L’étude des mécanismes du pouvoir en Angleterre (XIIe-XIIIe siècles) est le cadre général dans lequel se développe le projet de Frédérique Lachaud. Il s’agit en effet d’approfondir, pour le cas anglais, les notions de « communauté de royaume », de fidélité et d’allégeance, de revenir sur les mécanismes de la succession et sur les solutions adoptées pour pallier l’absence structurelle du roi de ses terres insulaires, dans le cadre du complexe de la domination « anglo-angevine ». Deux pierres de touche permettent de mettre ces idées à l’épreuve dans des contextes précis.

En premier lieu, le projet consiste à revenir sur certains aspects du règne du roi Plantagenêt Jean sans Terre (r. 1199-1216). Crédité d’avancées majeures dans le gouvernement de l’Angleterre et de l’Irlande, et considéré comme un administrateur capable, Jean souffre malgré tout d’une réputation détestable : traître à son frère Richard Coeur de Lion, incapable, face à Philippe Auguste, de conserver les terres de la dynastie Plantagenêt en France, Jean sans Terre est l’archétype du tyran, contre qui les barons anglais finissent par se coaliser pour lui imposer en 1215 une « Grande Charte » des libertés. Le projet a pour ambition de mieux situer les actions de Jean dans le contexte troublé d’une période de transformation décisive des pouvoirs à l’échelle de l’Occident et d’éclairer les différentes facettes d’une personnalité complexe.

Il faut notamment revenir sur les usages de la réputation posthume du roi dans des contextes variés, que ce soit la crise politique des années 1250 ou la crise fiscale de la fin du XIIIe siècle. Il est essentiel en particulier de saisir le lien, dans les chroniques, entre la figure de Jean comme tyran et la justification du tyrannicide, à la lumière de l’influence cicéronienne et des thèses du Policraticus de Jean de Salisbury. Parmi les aspects du règne de Jean sans Terre qui doivent faire l’objet d’études plus approfondies, la question de ses liens avec le monde urbain retient particulièrement l’attention.

Dans les pas de Richard Cœur-de-Lion, Jean développa une politique favorable aux villes, en leur octroyant des libertés, une politique souvent interprétée comme un signe de faiblesse de la part d’un roi en mal de soutiens. Il s’agira notamment de revenir de manière approfondie sur les liens entre Jean sans Terre et Londres. C’est en effet Jean qui est crédité de la concession d’une commune à Londres en 1191, en l’absence de son frère Richard Cœur-de-Lion alors en croisade, mais il reste à comprendre pourquoi les rapports entre Jean et les élites londoniennes se dégradèrent rapidement par la suite, jusqu’à ce que Londres ouvre ses portes aux barons en 1215 puis à Louis, le fils de Philippe Auguste, en 1216.

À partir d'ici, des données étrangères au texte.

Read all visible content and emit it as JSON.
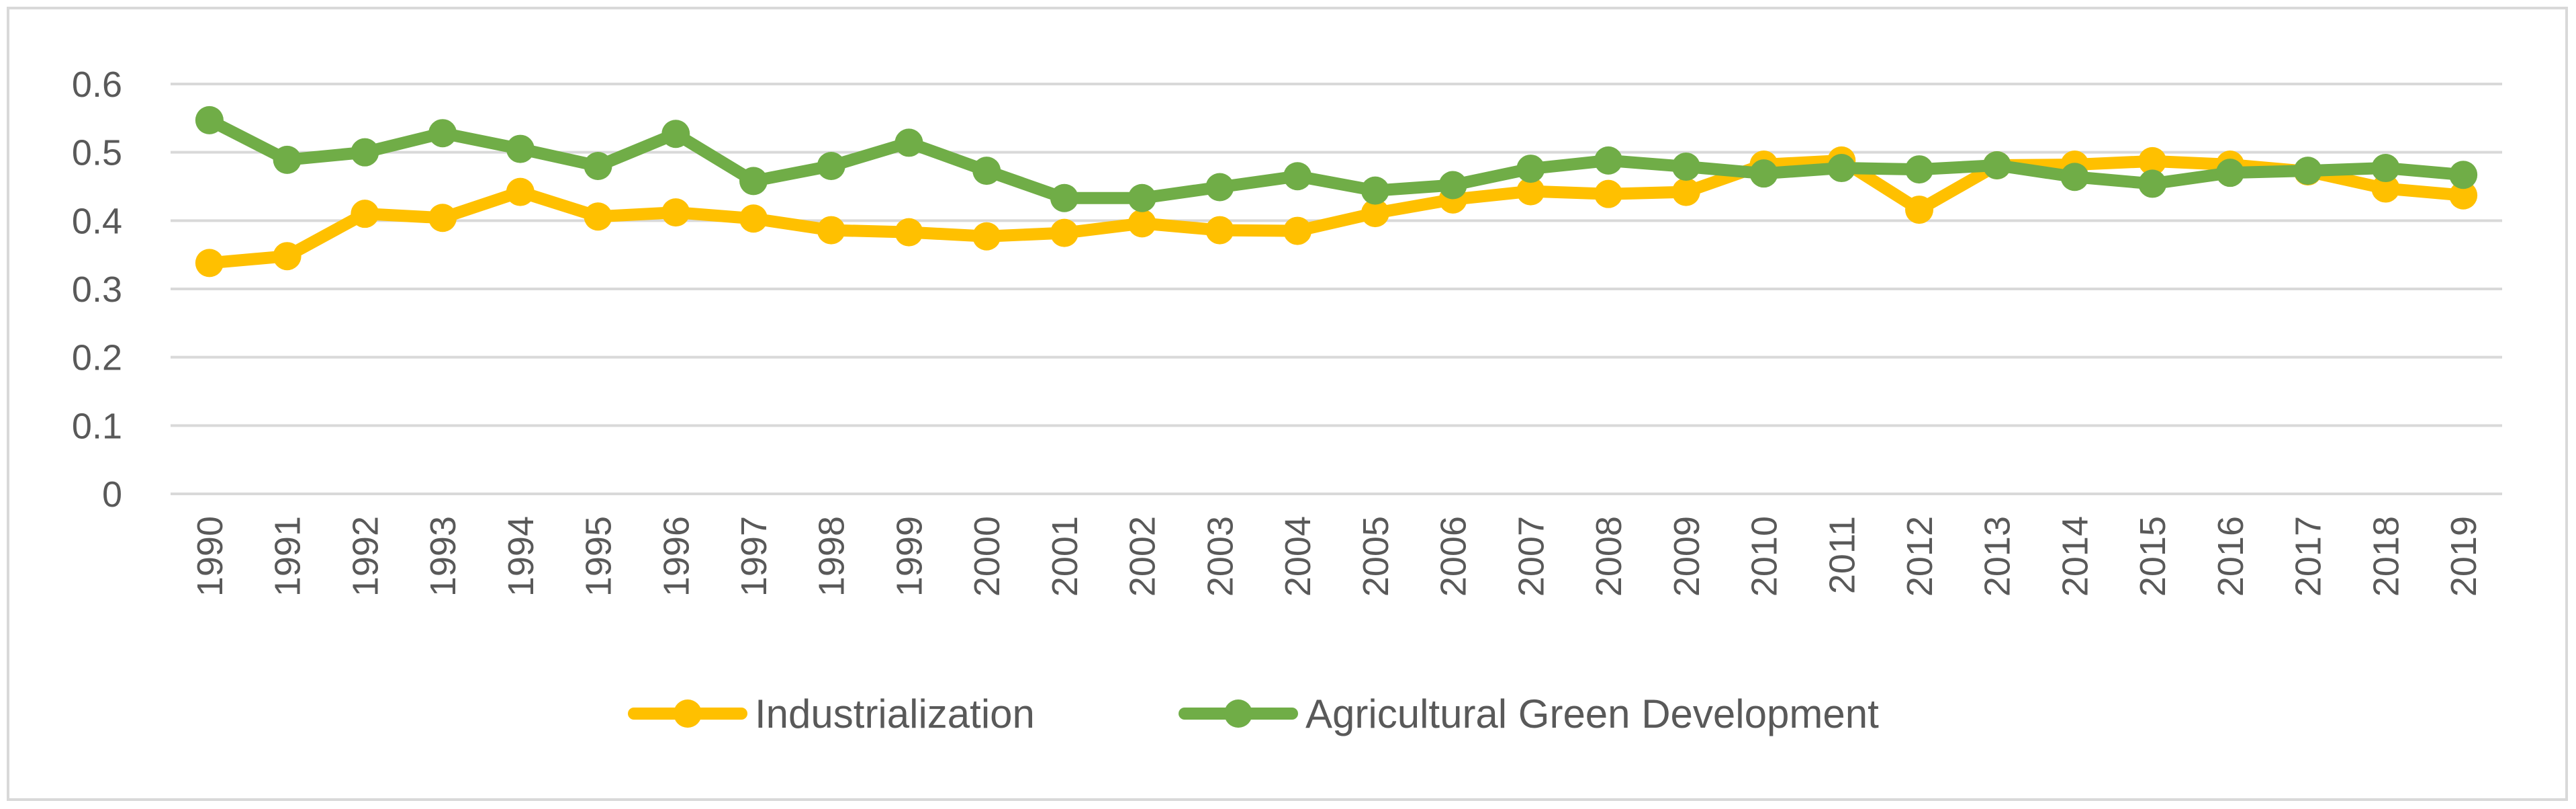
{
  "chart_data": {
    "type": "line",
    "title": "",
    "xlabel": "",
    "ylabel": "",
    "ylim": [
      0,
      0.6
    ],
    "y_ticks": [
      "0",
      "0.1",
      "0.2",
      "0.3",
      "0.4",
      "0.5",
      "0.6"
    ],
    "grid": true,
    "legend_position": "bottom",
    "categories": [
      "1990",
      "1991",
      "1992",
      "1993",
      "1994",
      "1995",
      "1996",
      "1997",
      "1998",
      "1999",
      "2000",
      "2001",
      "2002",
      "2003",
      "2004",
      "2005",
      "2006",
      "2007",
      "2008",
      "2009",
      "2010",
      "2011",
      "2012",
      "2013",
      "2014",
      "2015",
      "2016",
      "2017",
      "2018",
      "2019"
    ],
    "series": [
      {
        "name": "Industrialization",
        "color": "#FFC000",
        "values": [
          0.338,
          0.348,
          0.41,
          0.404,
          0.442,
          0.406,
          0.412,
          0.403,
          0.386,
          0.383,
          0.377,
          0.382,
          0.396,
          0.386,
          0.385,
          0.411,
          0.431,
          0.443,
          0.439,
          0.442,
          0.482,
          0.488,
          0.416,
          0.481,
          0.482,
          0.487,
          0.482,
          0.472,
          0.447,
          0.437
        ]
      },
      {
        "name": "Agricultural Green Development",
        "color": "#70AD47",
        "values": [
          0.547,
          0.489,
          0.5,
          0.528,
          0.505,
          0.48,
          0.527,
          0.458,
          0.48,
          0.514,
          0.473,
          0.433,
          0.433,
          0.449,
          0.465,
          0.444,
          0.452,
          0.476,
          0.488,
          0.479,
          0.469,
          0.477,
          0.475,
          0.481,
          0.464,
          0.454,
          0.47,
          0.473,
          0.477,
          0.467
        ]
      }
    ]
  }
}
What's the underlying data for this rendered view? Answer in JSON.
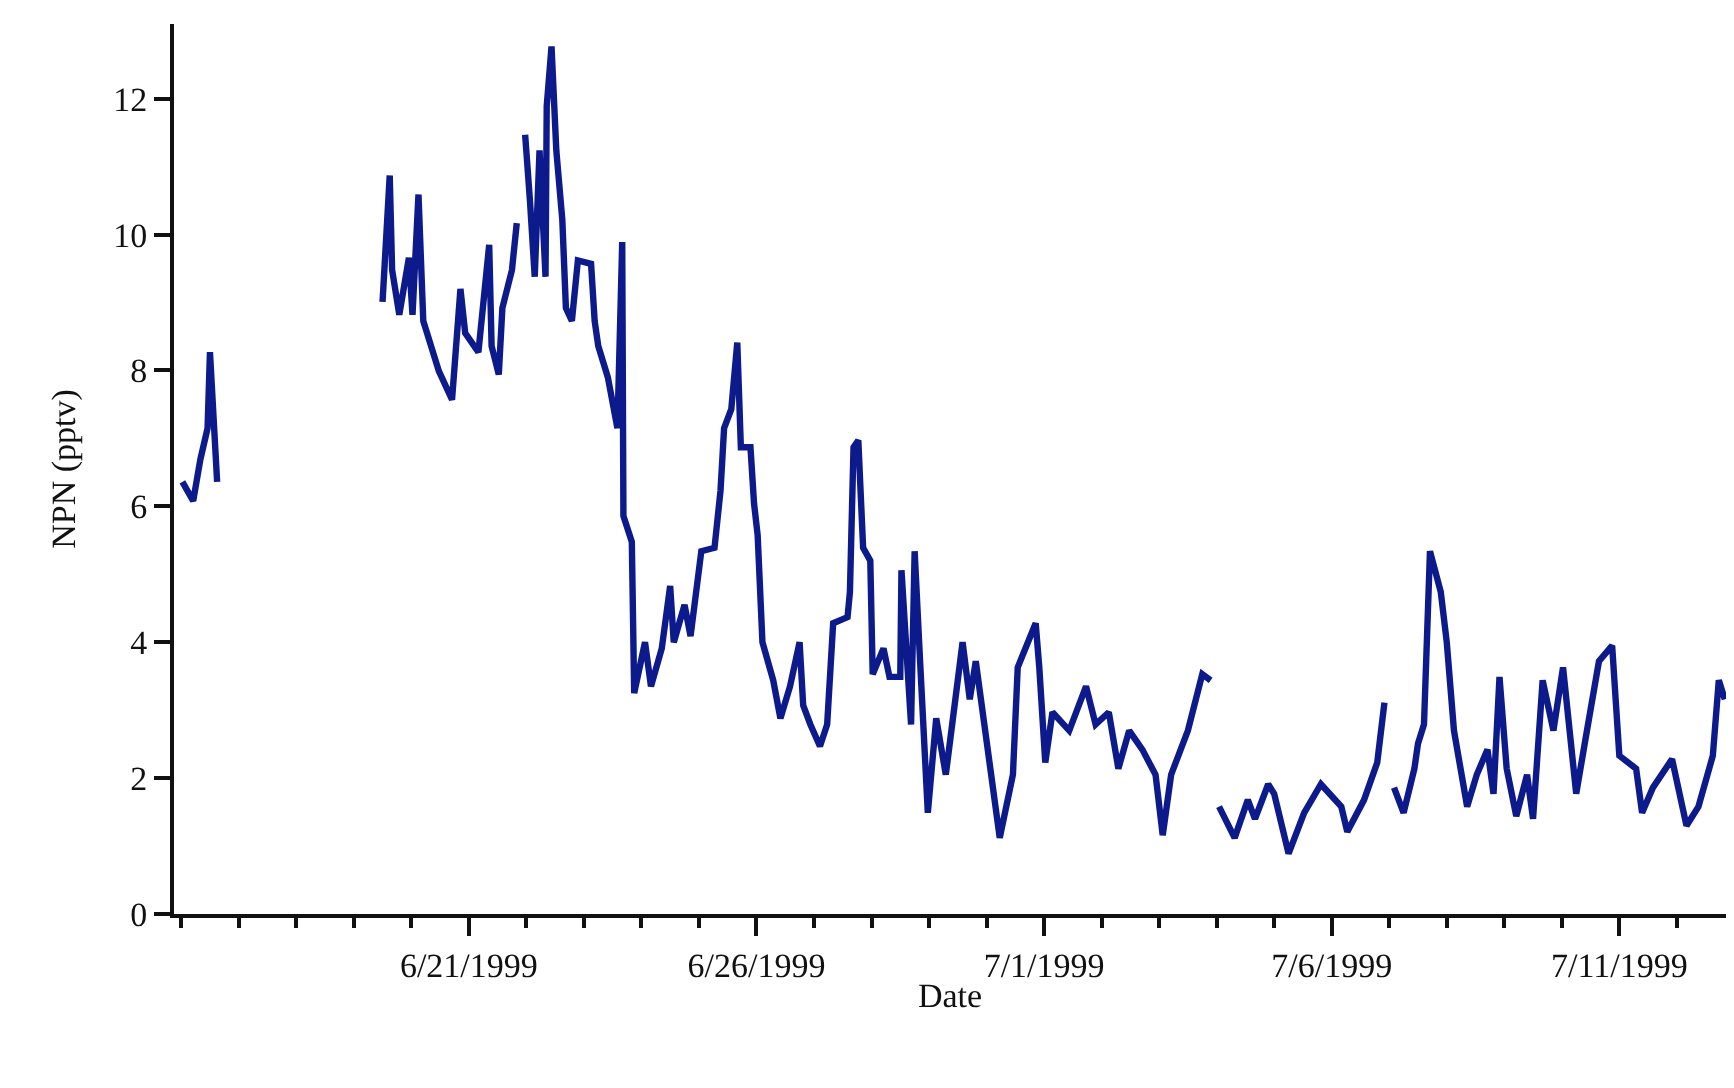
{
  "chart_data": {
    "type": "line",
    "xlabel": "Date",
    "ylabel": "NPN (pptv)",
    "xlim": [
      "1999-06-15T21:00",
      "1999-07-12T20:30"
    ],
    "xticks": [
      {
        "value": "1999-06-16",
        "label": null
      },
      {
        "value": "1999-06-17",
        "label": null
      },
      {
        "value": "1999-06-18",
        "label": null
      },
      {
        "value": "1999-06-19",
        "label": null
      },
      {
        "value": "1999-06-20",
        "label": null
      },
      {
        "value": "1999-06-21",
        "label": "6/21/1999"
      },
      {
        "value": "1999-06-22",
        "label": null
      },
      {
        "value": "1999-06-23",
        "label": null
      },
      {
        "value": "1999-06-24",
        "label": null
      },
      {
        "value": "1999-06-25",
        "label": null
      },
      {
        "value": "1999-06-26",
        "label": "6/26/1999"
      },
      {
        "value": "1999-06-27",
        "label": null
      },
      {
        "value": "1999-06-28",
        "label": null
      },
      {
        "value": "1999-06-29",
        "label": null
      },
      {
        "value": "1999-06-30",
        "label": null
      },
      {
        "value": "1999-07-01",
        "label": "7/1/1999"
      },
      {
        "value": "1999-07-02",
        "label": null
      },
      {
        "value": "1999-07-03",
        "label": null
      },
      {
        "value": "1999-07-04",
        "label": null
      },
      {
        "value": "1999-07-05",
        "label": null
      },
      {
        "value": "1999-07-06",
        "label": "7/6/1999"
      },
      {
        "value": "1999-07-07",
        "label": null
      },
      {
        "value": "1999-07-08",
        "label": null
      },
      {
        "value": "1999-07-09",
        "label": null
      },
      {
        "value": "1999-07-10",
        "label": null
      },
      {
        "value": "1999-07-11",
        "label": "7/11/1999"
      },
      {
        "value": "1999-07-12",
        "label": null
      }
    ],
    "ylim": [
      0,
      13.1
    ],
    "yticks": [
      0,
      2,
      4,
      6,
      8,
      10,
      12
    ],
    "marker": "none",
    "line_style": "solid",
    "x": [
      "1999-06-16T00:30",
      "1999-06-16T05:00",
      "1999-06-16T08:00",
      "1999-06-16T11:00",
      "1999-06-16T12:00",
      "1999-06-16T15:00",
      "1999-06-18T00:00",
      "1999-06-19T12:00",
      "1999-06-19T15:00",
      "1999-06-19T16:00",
      "1999-06-19T19:00",
      "1999-06-19T23:00",
      "1999-06-20T00:30",
      "1999-06-20T03:00",
      "1999-06-20T05:00",
      "1999-06-20T11:30",
      "1999-06-20T17:00",
      "1999-06-20T20:30",
      "1999-06-20T22:30",
      "1999-06-21T04:00",
      "1999-06-21T08:30",
      "1999-06-21T09:30",
      "1999-06-21T12:30",
      "1999-06-21T14:00",
      "1999-06-21T18:00",
      "1999-06-21T20:00",
      "1999-06-21T21:30",
      "1999-06-21T23:30",
      "1999-06-22T01:30",
      "1999-06-22T03:30",
      "1999-06-22T05:30",
      "1999-06-22T08:00",
      "1999-06-22T08:30",
      "1999-06-22T10:30",
      "1999-06-22T12:30",
      "1999-06-22T15:00",
      "1999-06-22T16:30",
      "1999-06-22T19:00",
      "1999-06-22T21:30",
      "1999-06-23T03:00",
      "1999-06-23T04:30",
      "1999-06-23T06:00",
      "1999-06-23T10:00",
      "1999-06-23T14:00",
      "1999-06-23T16:00",
      "1999-06-23T16:30",
      "1999-06-23T20:00",
      "1999-06-23T21:00",
      "1999-06-24T01:30",
      "1999-06-24T04:00",
      "1999-06-24T08:30",
      "1999-06-24T12:00",
      "1999-06-24T13:30",
      "1999-06-24T18:00",
      "1999-06-24T20:30",
      "1999-06-25T01:00",
      "1999-06-25T06:30",
      "1999-06-25T09:00",
      "1999-06-25T10:30",
      "1999-06-25T13:30",
      "1999-06-25T16:00",
      "1999-06-25T17:30",
      "1999-06-25T21:30",
      "1999-06-25T23:00",
      "1999-06-26T00:30",
      "1999-06-26T02:30",
      "1999-06-26T07:00",
      "1999-06-26T10:00",
      "1999-06-26T14:00",
      "1999-06-26T18:00",
      "1999-06-26T19:30",
      "1999-06-26T22:30",
      "1999-06-27T02:30",
      "1999-06-27T05:30",
      "1999-06-27T08:00",
      "1999-06-27T14:00",
      "1999-06-27T15:00",
      "1999-06-27T16:30",
      "1999-06-27T18:30",
      "1999-06-27T20:30",
      "1999-06-27T23:30",
      "1999-06-28T00:30",
      "1999-06-28T05:00",
      "1999-06-28T07:30",
      "1999-06-28T12:00",
      "1999-06-28T12:30",
      "1999-06-28T16:30",
      "1999-06-28T18:00",
      "1999-06-28T20:00",
      "1999-06-28T23:30",
      "1999-06-29T03:00",
      "1999-06-29T07:00",
      "1999-06-29T14:00",
      "1999-06-29T17:00",
      "1999-06-29T19:30",
      "1999-06-30T05:30",
      "1999-06-30T11:00",
      "1999-06-30T13:00",
      "1999-06-30T20:30",
      "1999-06-30T22:00",
      "1999-07-01T00:30",
      "1999-07-01T03:30",
      "1999-07-01T10:30",
      "1999-07-01T17:30",
      "1999-07-01T21:30",
      "1999-07-02T03:00",
      "1999-07-02T07:00",
      "1999-07-02T11:30",
      "1999-07-02T17:00",
      "1999-07-02T22:30",
      "1999-07-03T01:30",
      "1999-07-03T05:00",
      "1999-07-03T12:00",
      "1999-07-03T18:00",
      "1999-07-03T21:30",
      "1999-07-03T23:00",
      "1999-07-04T01:00",
      "1999-07-04T07:30",
      "1999-07-04T13:00",
      "1999-07-04T16:00",
      "1999-07-04T21:30",
      "1999-07-05T00:00",
      "1999-07-05T06:00",
      "1999-07-05T12:30",
      "1999-07-05T19:30",
      "1999-07-06T04:00",
      "1999-07-06T06:30",
      "1999-07-06T13:30",
      "1999-07-06T19:00",
      "1999-07-06T22:00",
      "1999-07-07T00:00",
      "1999-07-07T02:00",
      "1999-07-07T06:00",
      "1999-07-07T10:30",
      "1999-07-07T12:00",
      "1999-07-07T14:30",
      "1999-07-07T17:00",
      "1999-07-07T21:30",
      "1999-07-08T00:00",
      "1999-07-08T03:00",
      "1999-07-08T08:30",
      "1999-07-08T12:30",
      "1999-07-08T17:00",
      "1999-07-08T19:30",
      "1999-07-08T22:00",
      "1999-07-09T01:00",
      "1999-07-09T05:00",
      "1999-07-09T09:30",
      "1999-07-09T12:00",
      "1999-07-09T16:00",
      "1999-07-09T20:30",
      "1999-07-10T00:30",
      "1999-07-10T06:00",
      "1999-07-10T10:00",
      "1999-07-10T15:30",
      "1999-07-10T21:00",
      "1999-07-11T00:00",
      "1999-07-11T07:00",
      "1999-07-11T09:30",
      "1999-07-11T14:00",
      "1999-07-11T22:00",
      "1999-07-12T04:00",
      "1999-07-12T09:00",
      "1999-07-12T15:00",
      "1999-07-12T17:30",
      "1999-07-12T20:00"
    ],
    "series": [
      {
        "color": "#0d1a8c",
        "values": [
          6.36,
          6.08,
          6.69,
          7.15,
          8.27,
          6.36,
          null,
          9.01,
          10.87,
          9.48,
          8.82,
          9.66,
          8.82,
          10.59,
          8.73,
          7.99,
          7.57,
          9.2,
          8.55,
          8.27,
          9.85,
          8.36,
          7.94,
          8.92,
          9.48,
          10.17,
          null,
          11.47,
          10.5,
          9.38,
          11.24,
          9.38,
          11.89,
          12.77,
          11.24,
          10.22,
          8.92,
          8.73,
          9.62,
          9.57,
          8.73,
          8.36,
          7.9,
          7.15,
          9.89,
          5.86,
          5.48,
          3.25,
          4.0,
          3.35,
          3.91,
          4.83,
          4.0,
          4.55,
          4.09,
          5.34,
          5.39,
          6.23,
          7.15,
          7.43,
          8.41,
          6.87,
          6.87,
          6.04,
          5.58,
          4.0,
          3.44,
          2.88,
          3.35,
          4.0,
          3.07,
          2.79,
          2.47,
          2.79,
          4.28,
          4.37,
          4.74,
          6.87,
          6.97,
          5.39,
          5.2,
          3.53,
          3.91,
          3.49,
          3.49,
          5.06,
          2.79,
          5.34,
          3.91,
          1.49,
          2.88,
          2.05,
          4.0,
          3.16,
          3.72,
          1.12,
          2.05,
          3.63,
          4.28,
          3.63,
          2.23,
          2.97,
          2.7,
          3.35,
          2.79,
          2.97,
          2.14,
          2.7,
          2.42,
          2.05,
          1.16,
          2.05,
          2.7,
          3.53,
          3.44,
          null,
          1.58,
          1.12,
          1.68,
          1.4,
          1.91,
          1.77,
          0.89,
          1.49,
          1.91,
          1.58,
          1.21,
          1.68,
          2.23,
          3.11,
          null,
          1.86,
          1.49,
          2.14,
          2.51,
          2.79,
          5.34,
          4.74,
          4.0,
          2.7,
          1.58,
          2.05,
          2.42,
          1.77,
          3.49,
          2.14,
          1.44,
          2.05,
          1.4,
          3.44,
          2.7,
          3.63,
          1.77,
          2.6,
          3.72,
          3.95,
          2.33,
          2.14,
          1.49,
          1.86,
          2.28,
          1.3,
          1.58,
          2.33,
          3.44,
          3.16
        ]
      }
    ]
  }
}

L’autre volet du projet concerne « La culture politique à Londres, 1190-1217 ». Celui-ci a pour objet de comprendre les grands bouleversements politiques à Londres (troubles entourant le couronnement de Richard Ier en septembre 1189, obtention de la commune en 1191 dans le contexte de l’opposition au chancelier Guillaume de Longchamp, « révolution populaire » de William FitzOsbert en 1196, ralliement de Londres aux barons révoltés en 1215 et allégeance de la cité à Louis en 1216), dans une période cruciale de transformation des structures et de la culture politique en Angleterre, à la lumière de la production de textes à Saint-Paul (œuvre historique du doyen de Saint-Paul, Ralph de Diceto, notamment, production de textes glosés), dans d’autres institutions religieuses (œuvre exégétique de Peter de Cornouailles à Holy Trinity Aldgate) et dans le milieu des élites civiques (compilation dite « Collection londonienne de lois »). Si Londres apparaît comme un lieu de croisement des influences, et d’entrecroisement des carrières, l’unification des institutions londoniennes vers 1200 se situe dans le contexte d’une culture de la mémoire et de la spécificité londoniennes dont il s’agit de saisir l’élaboration progressive.